More than 2,500 students applied as Abu Dhabi strengthens its AI research pipeline
More than 2,500 undergraduate students from around the world applied this summer for a place in a research internship at Mohamed bin Zayed University of Artificial Intelligence (MBZUAI), highlighting the growing global demand for hands-on AI research opportunities.
Only 54 students were selected for the university’s four-week Undergraduate Research Internship Programme, giving the programme an acceptance rate of around 2 per cent.

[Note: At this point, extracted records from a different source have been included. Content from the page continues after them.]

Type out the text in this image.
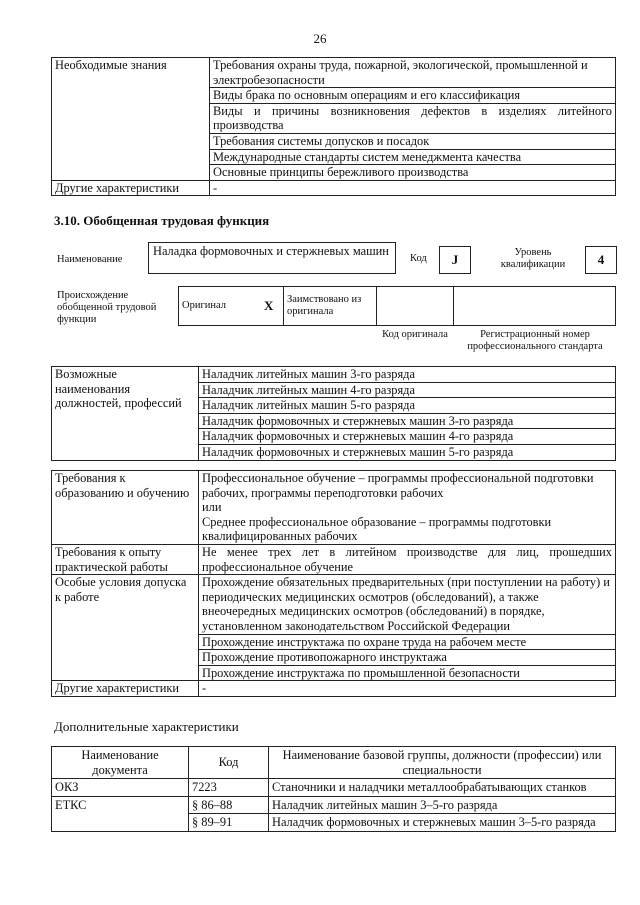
26
Необходимые знания	Требования охраны труда, пожарной, экологической, промышленной и электробезопасности
	Виды брака по основным операциям и его классификация
	Виды и причины возникновения дефектов в изделиях литейного производства
	Требования системы допусков и посадок
	Международные стандарты систем менеджмента качества
	Основные принципы бережливого производства
Другие характеристики	-
3.10. Обобщенная трудовая функция
Наименование
Наладка формовочных и стержневых машин
Код	J	Уровень квалификации	4
Происхождение обобщенной трудовой функции
Оригинал	X	Заимствовано из оригинала		
Код оригинала	Регистрационный номер профессионального стандарта
Возможные наименования должностей, профессий	Наладчик литейных машин 3-го разряда
Наладчик литейных машин 4-го разряда
Наладчик литейных машин 5-го разряда
Наладчик формовочных и стержневых машин 3-го разряда
Наладчик формовочных и стержневых машин 4-го разряда
Наладчик формовочных и стержневых машин 5-го разряда
Требования к образованию и обучению	Профессиональное обучение – программы профессиональной подготовки рабочих, программы переподготовки рабочих
или
Среднее профессиональное образование – программы подготовки квалифицированных рабочих

Требования к опыту практической работы	Не менее трех лет в литейном производстве для лиц, прошедших профессиональное обучение
Особые условия допуска к работе	Прохождение обязательных предварительных (при поступлении на работу) и периодических медицинских осмотров (обследований), а также внеочередных медицинских осмотров (обследований) в порядке, установленном законодательством Российской Федерации
	Прохождение инструктажа по охране труда на рабочем месте
	Прохождение противопожарного инструктажа
	Прохождение инструктажа по промышленной безопасности
Другие характеристики	-
Дополнительные характеристики
Наименование документа	Код	Наименование базовой группы, должности (профессии) или специальности
ОКЗ	7223	Станочники и наладчики металлообрабатывающих станков
ЕТКС	§ 86–88	Наладчик литейных машин 3–5-го разряда
	§ 89–91	Наладчик формовочных и стержневых машин 3–5-го разряда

Get updated faster and for FREE: Download the Gulf News app now - simply click here.
The successful applicants came from universities across 21 countries, including ETH Zurich, Nanyang Technological University, the Hong Kong University of Science and Technology, KAIST, the University of Southern California and the University of Edinburgh.
Rather than working on classroom exercises, the students joined active research teams and contributed to projects already underway at the university.
Professor Dezhen Song, Vice Provost for Student and Postdoctoral Affairs and Professor of Robotics at MBZUAI, said more students are seeking research experience before starting postgraduate studies.
“More undergraduate students want to be involved in serious research much earlier in their education,” he said. “They want the opportunity to contribute to important projects, understand how research is carried out and work with teams across different disciplines.”
He added that artificial intelligence is increasingly bringing together fields such as medicine, biology, robotics and engineering, making collaboration across disciplines more important than ever.
This year’s interns worked on a wide range of projects, including AI systems that analyse ovarian cancer images, humanoid robot movement, medical assistants designed around regional healthcare guidelines, deepfake detection and urban planning using geospatial data.
Among the participants was Luka Turmanidze from Georgia, a student at Hong Kong Baptist University, who worked on improving AI systems that distinguish real photographs from AI-generated images.
He said the project revealed that the system struggled more with smaller, compressed images commonly shared online, leading the research team to rethink how the AI was prompted rather than focusing only on the images themselves.
Another intern, Vania Raya Rios from the National Autonomous University of Mexico, joined a project aimed at making machine translation systems faster and more efficient.
She said the experience highlighted the importance of engineering challenges alongside machine learning, noting that building reliable AI systems requires extensive testing, debugging and reproducible environments.
Since launching in 2023, the internship programme has expanded to offer students opportunities across MBZUAI’s computing, mathematical sciences, biological sciences and life sciences divisions.
Professor Song said the programme is already helping build a pipeline of future researchers, with several former interns applying to MBZUAI’s graduate programmes or continuing their research careers in the UAE.
As competition for AI talent continues to grow globally, the programme reflects Abu Dhabi’s efforts to position itself as a destination where young researchers can gain early experience and contribute to real-world AI innovation.